Binary Discriminator Facilitates GPT-based Protein Design
This article has been Reviewed by the following groups
Listed in
- Evaluated articles (Arcadia Science)
Abstract
Generative pre-trained transformers (GPT) models provide powerful tools for de novo protein design (DNPD). GPT-based DNPD involves three procedures: a) finetuning the model with proteins of interest; b) generating sequence candidates with the finetuned model; and c) prioritizing the sequence candidates. Existing prioritization strategies heavily rely on sequence identity, undermining the diversity. Here, we coupled a protein GPT model with a custom discriminator, which enables selecting candidates of low identity to natural sequences while highly likely with desired functions. We applied this framework to creating novel antimicrobial peptides (AMPs) and malate dehydrogenases (MDHs). Experimental verification pinpointed four broad-spectrum AMPs from 24 candidates.

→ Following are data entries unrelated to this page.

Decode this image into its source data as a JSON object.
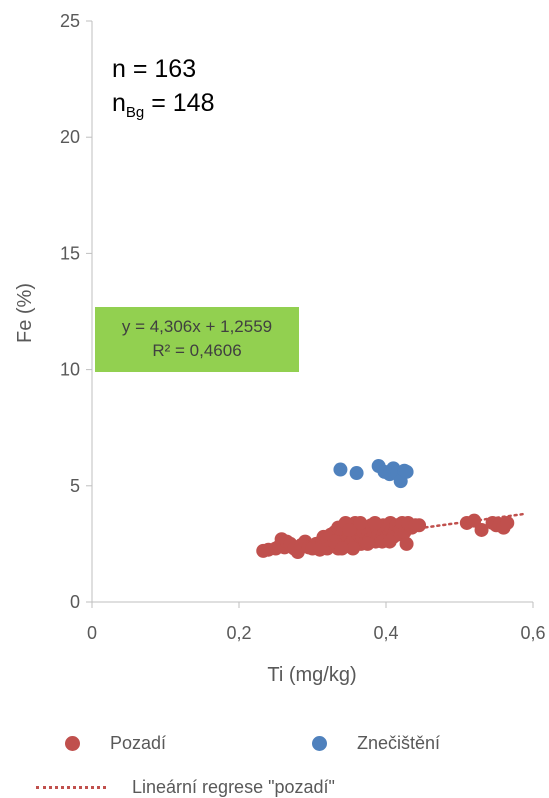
{
  "chart_data": {
    "type": "scatter",
    "xlabel": "Ti (mg/kg)",
    "ylabel": "Fe (%)",
    "xlim": [
      0,
      0.6
    ],
    "ylim": [
      0,
      25
    ],
    "x_ticks": [
      "0",
      "0,2",
      "0,4",
      "0,6"
    ],
    "y_ticks": [
      "0",
      "5",
      "10",
      "15",
      "20",
      "25"
    ],
    "grid": false,
    "legend_position": "bottom",
    "annotations": {
      "n_text": "n = 163",
      "nbg_main": "n",
      "nbg_sub": "Bg",
      "nbg_value": " = 148"
    },
    "equation": {
      "line1": "y = 4,306x + 1,2559",
      "line2": "R² = 0,4606",
      "background": "#92D050"
    },
    "trendline": {
      "name": "Lineární regrese \"pozadí\"",
      "slope": 4.306,
      "intercept": 1.2559,
      "x_range": [
        0.3,
        0.59
      ],
      "color": "#C0504D"
    },
    "series": [
      {
        "name": "Pozadí",
        "color": "#C0504D",
        "points": [
          [
            0.233,
            2.2
          ],
          [
            0.24,
            2.25
          ],
          [
            0.25,
            2.3
          ],
          [
            0.255,
            2.4
          ],
          [
            0.258,
            2.7
          ],
          [
            0.262,
            2.35
          ],
          [
            0.265,
            2.6
          ],
          [
            0.27,
            2.5
          ],
          [
            0.275,
            2.3
          ],
          [
            0.28,
            2.15
          ],
          [
            0.285,
            2.45
          ],
          [
            0.29,
            2.6
          ],
          [
            0.295,
            2.35
          ],
          [
            0.3,
            2.4
          ],
          [
            0.305,
            2.5
          ],
          [
            0.31,
            2.25
          ],
          [
            0.312,
            2.6
          ],
          [
            0.315,
            2.8
          ],
          [
            0.318,
            2.4
          ],
          [
            0.32,
            2.3
          ],
          [
            0.322,
            2.5
          ],
          [
            0.325,
            2.9
          ],
          [
            0.328,
            2.6
          ],
          [
            0.33,
            3.0
          ],
          [
            0.332,
            2.4
          ],
          [
            0.335,
            3.2
          ],
          [
            0.336,
            2.7
          ],
          [
            0.338,
            2.5
          ],
          [
            0.34,
            2.9
          ],
          [
            0.342,
            3.1
          ],
          [
            0.344,
            2.6
          ],
          [
            0.346,
            2.4
          ],
          [
            0.348,
            3.3
          ],
          [
            0.35,
            2.8
          ],
          [
            0.352,
            2.5
          ],
          [
            0.354,
            3.0
          ],
          [
            0.356,
            2.7
          ],
          [
            0.358,
            3.4
          ],
          [
            0.36,
            2.6
          ],
          [
            0.362,
            2.9
          ],
          [
            0.364,
            3.1
          ],
          [
            0.366,
            2.5
          ],
          [
            0.368,
            2.8
          ],
          [
            0.37,
            3.0
          ],
          [
            0.372,
            2.6
          ],
          [
            0.374,
            3.2
          ],
          [
            0.376,
            2.9
          ],
          [
            0.378,
            2.7
          ],
          [
            0.38,
            3.3
          ],
          [
            0.382,
            2.8
          ],
          [
            0.384,
            3.0
          ],
          [
            0.386,
            2.6
          ],
          [
            0.388,
            3.2
          ],
          [
            0.39,
            2.9
          ],
          [
            0.392,
            3.1
          ],
          [
            0.394,
            2.7
          ],
          [
            0.396,
            3.3
          ],
          [
            0.398,
            3.0
          ],
          [
            0.4,
            2.8
          ],
          [
            0.402,
            3.2
          ],
          [
            0.404,
            2.9
          ],
          [
            0.406,
            3.4
          ],
          [
            0.408,
            3.1
          ],
          [
            0.41,
            2.8
          ],
          [
            0.412,
            3.0
          ],
          [
            0.414,
            3.3
          ],
          [
            0.416,
            2.9
          ],
          [
            0.418,
            3.2
          ],
          [
            0.42,
            3.1
          ],
          [
            0.422,
            3.4
          ],
          [
            0.425,
            3.0
          ],
          [
            0.428,
            2.5
          ],
          [
            0.43,
            3.4
          ],
          [
            0.435,
            3.2
          ],
          [
            0.44,
            3.3
          ],
          [
            0.445,
            3.3
          ],
          [
            0.335,
            2.3
          ],
          [
            0.345,
            3.4
          ],
          [
            0.355,
            2.3
          ],
          [
            0.365,
            3.4
          ],
          [
            0.375,
            2.5
          ],
          [
            0.385,
            3.4
          ],
          [
            0.395,
            2.6
          ],
          [
            0.405,
            2.6
          ],
          [
            0.3,
            2.3
          ],
          [
            0.31,
            2.4
          ],
          [
            0.32,
            2.7
          ],
          [
            0.33,
            2.6
          ],
          [
            0.34,
            2.3
          ],
          [
            0.35,
            3.1
          ],
          [
            0.51,
            3.4
          ],
          [
            0.52,
            3.5
          ],
          [
            0.53,
            3.1
          ],
          [
            0.545,
            3.4
          ],
          [
            0.55,
            3.3
          ],
          [
            0.555,
            3.35
          ],
          [
            0.56,
            3.2
          ],
          [
            0.565,
            3.4
          ]
        ]
      },
      {
        "name": "Znečištění",
        "color": "#4F81BD",
        "points": [
          [
            0.338,
            5.7
          ],
          [
            0.36,
            5.55
          ],
          [
            0.39,
            5.85
          ],
          [
            0.398,
            5.6
          ],
          [
            0.405,
            5.5
          ],
          [
            0.41,
            5.75
          ],
          [
            0.415,
            5.55
          ],
          [
            0.42,
            5.2
          ],
          [
            0.425,
            5.65
          ],
          [
            0.428,
            5.6
          ]
        ]
      }
    ]
  }
}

Comprehensive computational analyses on the prioritized MDHs candidates provide compelling evidence for the anticipated function. During experimental validation, 4/10 and 3/10 natural MDHs and generated-prioritized novel candidates, respectively, were expressed and soluble. All the soluble candidates (3/3) are functional in vitro. This framework is time- and data-efficient and may therefore considerably expedite the DNPD process.